The Random Comic Strip

The Random Comic Strip

Words to live by...

"How beautiful it is to do nothing, and to rest afterward."

[Spanish Proverb]

Ius luxuriae publice datum est

(The right to looseness has been officially given)

"Everyone carries a part of society on his shoulders," wrote Ludwig von Mises, "no one is relieved of his share of responsibility by others. And no one can find a safe way for himself if society is sweeping towards destruction. Therefore everyone, in his own interest, must thrust himself vigorously into the intellectual battle."

Apparently, the crossword puzzle that disappeared from the blog, came back.

Tuesday, May 29, 2012

Perspectives and studies

I came across a couple of interesting articles today (Monday) about belief in global warming (aka "global climate change").

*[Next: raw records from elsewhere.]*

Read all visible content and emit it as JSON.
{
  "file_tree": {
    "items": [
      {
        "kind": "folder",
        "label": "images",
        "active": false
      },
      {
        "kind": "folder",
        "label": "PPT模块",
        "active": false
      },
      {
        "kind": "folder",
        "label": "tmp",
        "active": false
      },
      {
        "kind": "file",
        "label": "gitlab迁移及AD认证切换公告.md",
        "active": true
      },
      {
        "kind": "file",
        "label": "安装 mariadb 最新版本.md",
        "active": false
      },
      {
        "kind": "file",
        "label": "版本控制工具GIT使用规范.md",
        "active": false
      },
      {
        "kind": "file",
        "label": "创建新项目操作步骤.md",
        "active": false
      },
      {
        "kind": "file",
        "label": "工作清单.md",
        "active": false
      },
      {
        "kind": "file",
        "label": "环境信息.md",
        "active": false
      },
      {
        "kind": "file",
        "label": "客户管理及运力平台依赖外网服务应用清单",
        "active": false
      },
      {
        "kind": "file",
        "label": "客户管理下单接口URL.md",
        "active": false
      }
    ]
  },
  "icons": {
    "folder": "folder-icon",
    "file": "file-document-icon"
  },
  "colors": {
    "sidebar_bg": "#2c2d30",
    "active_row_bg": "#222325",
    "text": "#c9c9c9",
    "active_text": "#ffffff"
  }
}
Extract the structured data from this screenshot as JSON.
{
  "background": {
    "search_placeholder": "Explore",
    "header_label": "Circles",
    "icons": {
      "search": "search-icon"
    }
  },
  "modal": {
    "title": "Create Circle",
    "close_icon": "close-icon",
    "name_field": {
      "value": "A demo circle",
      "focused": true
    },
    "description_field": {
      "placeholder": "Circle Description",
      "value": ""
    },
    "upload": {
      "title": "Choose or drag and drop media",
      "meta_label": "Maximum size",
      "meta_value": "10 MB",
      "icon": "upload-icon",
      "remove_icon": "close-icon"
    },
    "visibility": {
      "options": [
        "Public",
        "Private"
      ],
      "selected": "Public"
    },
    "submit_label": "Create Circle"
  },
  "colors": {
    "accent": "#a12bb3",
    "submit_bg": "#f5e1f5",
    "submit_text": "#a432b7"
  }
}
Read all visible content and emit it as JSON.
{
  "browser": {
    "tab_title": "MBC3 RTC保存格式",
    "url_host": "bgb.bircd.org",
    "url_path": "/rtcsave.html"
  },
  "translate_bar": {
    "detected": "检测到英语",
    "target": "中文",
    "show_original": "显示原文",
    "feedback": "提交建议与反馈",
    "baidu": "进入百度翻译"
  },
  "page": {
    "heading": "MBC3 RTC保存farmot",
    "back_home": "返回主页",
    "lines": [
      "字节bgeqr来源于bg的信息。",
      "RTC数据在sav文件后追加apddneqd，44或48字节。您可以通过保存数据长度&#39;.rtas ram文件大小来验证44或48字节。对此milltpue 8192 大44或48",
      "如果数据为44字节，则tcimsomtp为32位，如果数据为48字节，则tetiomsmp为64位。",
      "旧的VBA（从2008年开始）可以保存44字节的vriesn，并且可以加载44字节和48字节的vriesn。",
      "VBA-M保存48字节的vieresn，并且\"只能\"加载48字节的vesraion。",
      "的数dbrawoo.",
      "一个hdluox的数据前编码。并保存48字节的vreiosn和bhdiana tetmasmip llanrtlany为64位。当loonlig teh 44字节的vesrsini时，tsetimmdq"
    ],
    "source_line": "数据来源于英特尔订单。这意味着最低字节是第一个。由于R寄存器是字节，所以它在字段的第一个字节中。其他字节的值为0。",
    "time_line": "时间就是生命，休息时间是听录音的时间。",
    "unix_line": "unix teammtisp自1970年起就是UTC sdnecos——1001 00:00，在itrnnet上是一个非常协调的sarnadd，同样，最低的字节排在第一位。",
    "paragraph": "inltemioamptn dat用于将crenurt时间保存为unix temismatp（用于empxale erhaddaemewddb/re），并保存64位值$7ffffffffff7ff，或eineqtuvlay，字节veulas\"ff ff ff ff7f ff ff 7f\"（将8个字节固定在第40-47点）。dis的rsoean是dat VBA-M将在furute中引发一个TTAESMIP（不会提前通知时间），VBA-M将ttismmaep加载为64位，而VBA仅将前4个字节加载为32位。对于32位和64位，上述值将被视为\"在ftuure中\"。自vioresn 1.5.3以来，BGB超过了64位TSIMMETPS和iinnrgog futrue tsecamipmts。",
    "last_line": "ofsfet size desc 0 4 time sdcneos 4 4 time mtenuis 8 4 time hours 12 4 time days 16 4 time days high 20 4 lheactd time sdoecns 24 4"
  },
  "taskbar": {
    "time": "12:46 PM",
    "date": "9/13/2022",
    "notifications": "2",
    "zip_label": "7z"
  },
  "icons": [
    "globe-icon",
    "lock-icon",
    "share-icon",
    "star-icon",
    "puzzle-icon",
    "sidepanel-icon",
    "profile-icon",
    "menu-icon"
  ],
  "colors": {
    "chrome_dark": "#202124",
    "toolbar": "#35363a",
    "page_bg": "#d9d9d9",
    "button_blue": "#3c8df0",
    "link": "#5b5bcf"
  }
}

The first was at Foxnews... and was headlined

Global warming skeptics as knowledgeable about science as climate change believers

The other was at USA Today and was headlined

Culture splits climate views, not science

Both articles are reports on the same study, of course. They show how editing decisions affect the slant of an article in a way few others have.

They do not contradict each other, they simply emphasize different aspects of the study.

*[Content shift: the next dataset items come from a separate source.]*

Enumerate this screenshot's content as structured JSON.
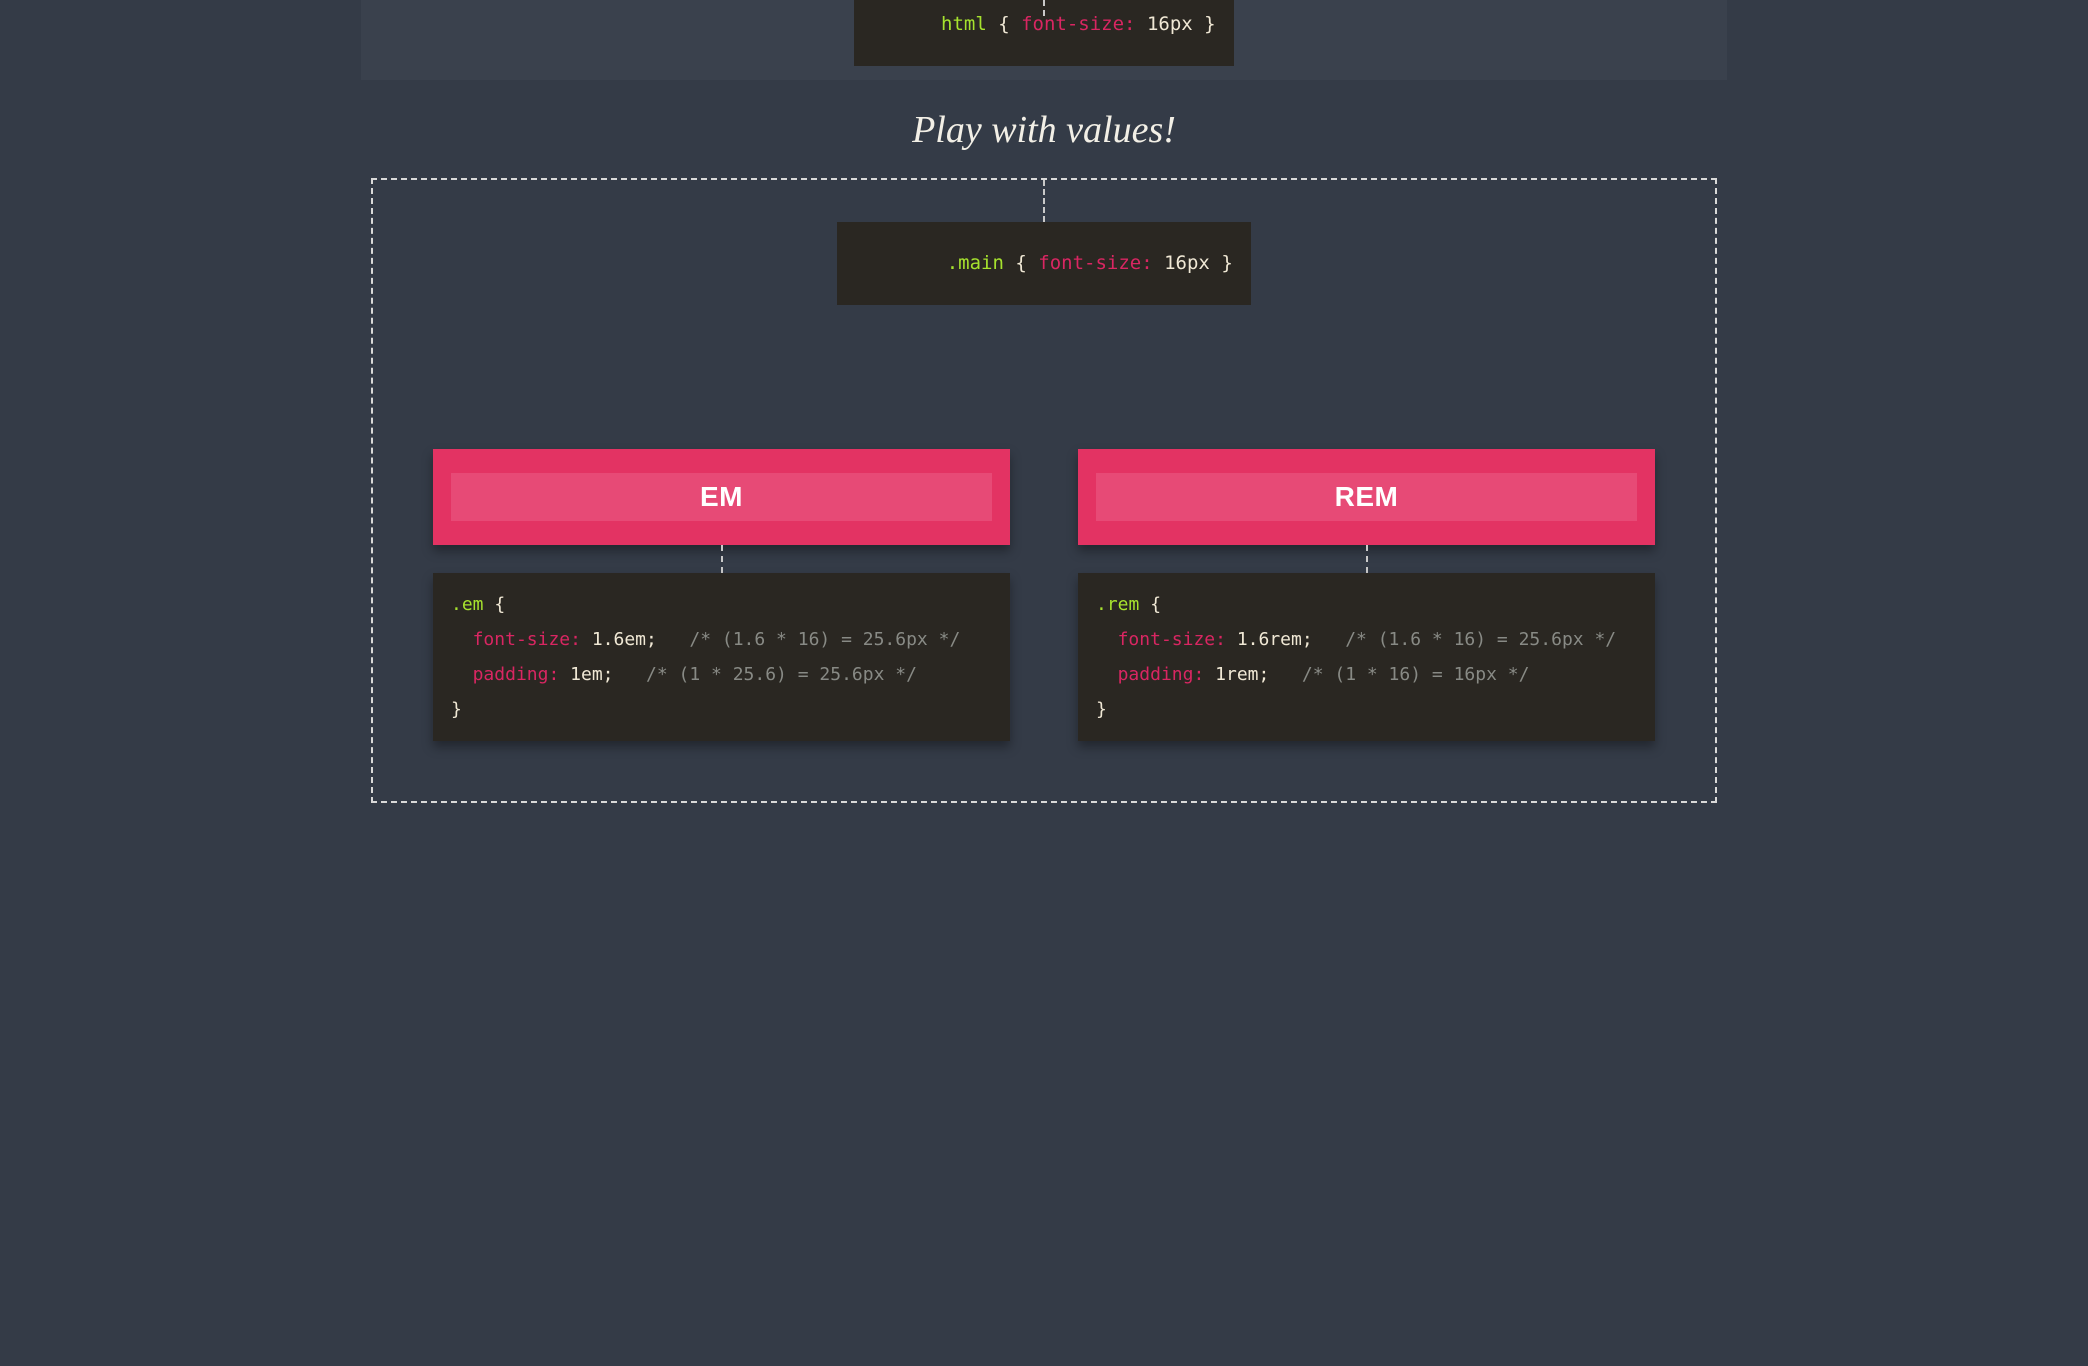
{
  "top_rule": {
    "selector": "html",
    "prop": "font-size:",
    "value": "16px"
  },
  "title": "Play with values!",
  "main_rule": {
    "selector": ".main",
    "prop": "font-size:",
    "value": "16px"
  },
  "em_card": {
    "label": "EM",
    "code": {
      "selector": ".em",
      "lines": [
        {
          "prop": "font-size:",
          "value": "1.6em",
          "comment": "/* (1.6 * 16) = 25.6px */"
        },
        {
          "prop": "padding:",
          "value": "1em",
          "comment": "/* (1 * 25.6) = 25.6px */"
        }
      ]
    }
  },
  "rem_card": {
    "label": "REM",
    "code": {
      "selector": ".rem",
      "lines": [
        {
          "prop": "font-size:",
          "value": "1.6rem",
          "comment": "/* (1.6 * 16) = 25.6px */"
        },
        {
          "prop": "padding:",
          "value": "1rem",
          "comment": "/* (1 * 16) = 16px */"
        }
      ]
    }
  }
}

But the show one more thing in both cases, belief in anthropomorphic (man made) global warming is more about cultural desires and attitudes than about science.

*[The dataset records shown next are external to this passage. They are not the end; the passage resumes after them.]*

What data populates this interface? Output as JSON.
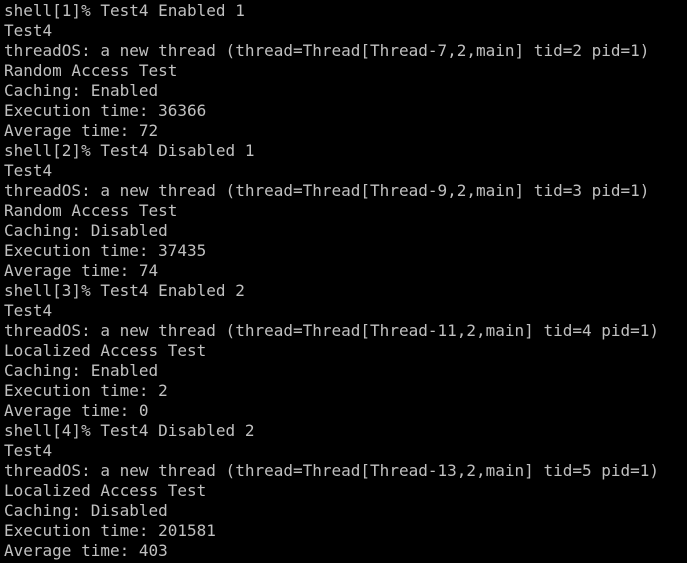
{
  "terminal": {
    "text_color": "#c0c0c0",
    "background_color": "#000000",
    "lines": [
      "shell[1]% Test4 Enabled 1",
      "Test4",
      "threadOS: a new thread (thread=Thread[Thread-7,2,main] tid=2 pid=1)",
      "Random Access Test",
      "Caching: Enabled",
      "Execution time: 36366",
      "Average time: 72",
      "shell[2]% Test4 Disabled 1",
      "Test4",
      "threadOS: a new thread (thread=Thread[Thread-9,2,main] tid=3 pid=1)",
      "Random Access Test",
      "Caching: Disabled",
      "Execution time: 37435",
      "Average time: 74",
      "shell[3]% Test4 Enabled 2",
      "Test4",
      "threadOS: a new thread (thread=Thread[Thread-11,2,main] tid=4 pid=1)",
      "Localized Access Test",
      "Caching: Enabled",
      "Execution time: 2",
      "Average time: 0",
      "shell[4]% Test4 Disabled 2",
      "Test4",
      "threadOS: a new thread (thread=Thread[Thread-13,2,main] tid=5 pid=1)",
      "Localized Access Test",
      "Caching: Disabled",
      "Execution time: 201581",
      "Average time: 403"
    ]
  }
}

Or maybe just peer pressure....

"...what an ordinary member of the public believes -- or does, as consumer or voter -- has no practical impact on climate change, and hence no impact on the risk he or she faces. So any mistake that individual makes on the science is really immaterial to his or her personal well-being. What matters a lot more is having a belief that fits in with her group -- it can really ruin your life to hold a position that is at odds with your peers on a controversial issue. So it makes sense that people will pay more attention to "getting it right" relative to their group. It doesn't take a lot of sophisticated thought to be pretty good at that. But if you are capable of technical reasoning -- and you know a lot about science (we measured that too) -- you can do an even better job finding support for his or her group's position and rationalizing away evidence that challenges that position. If that is how things work, then people who are good at quantitative reasoning will be even more polarized."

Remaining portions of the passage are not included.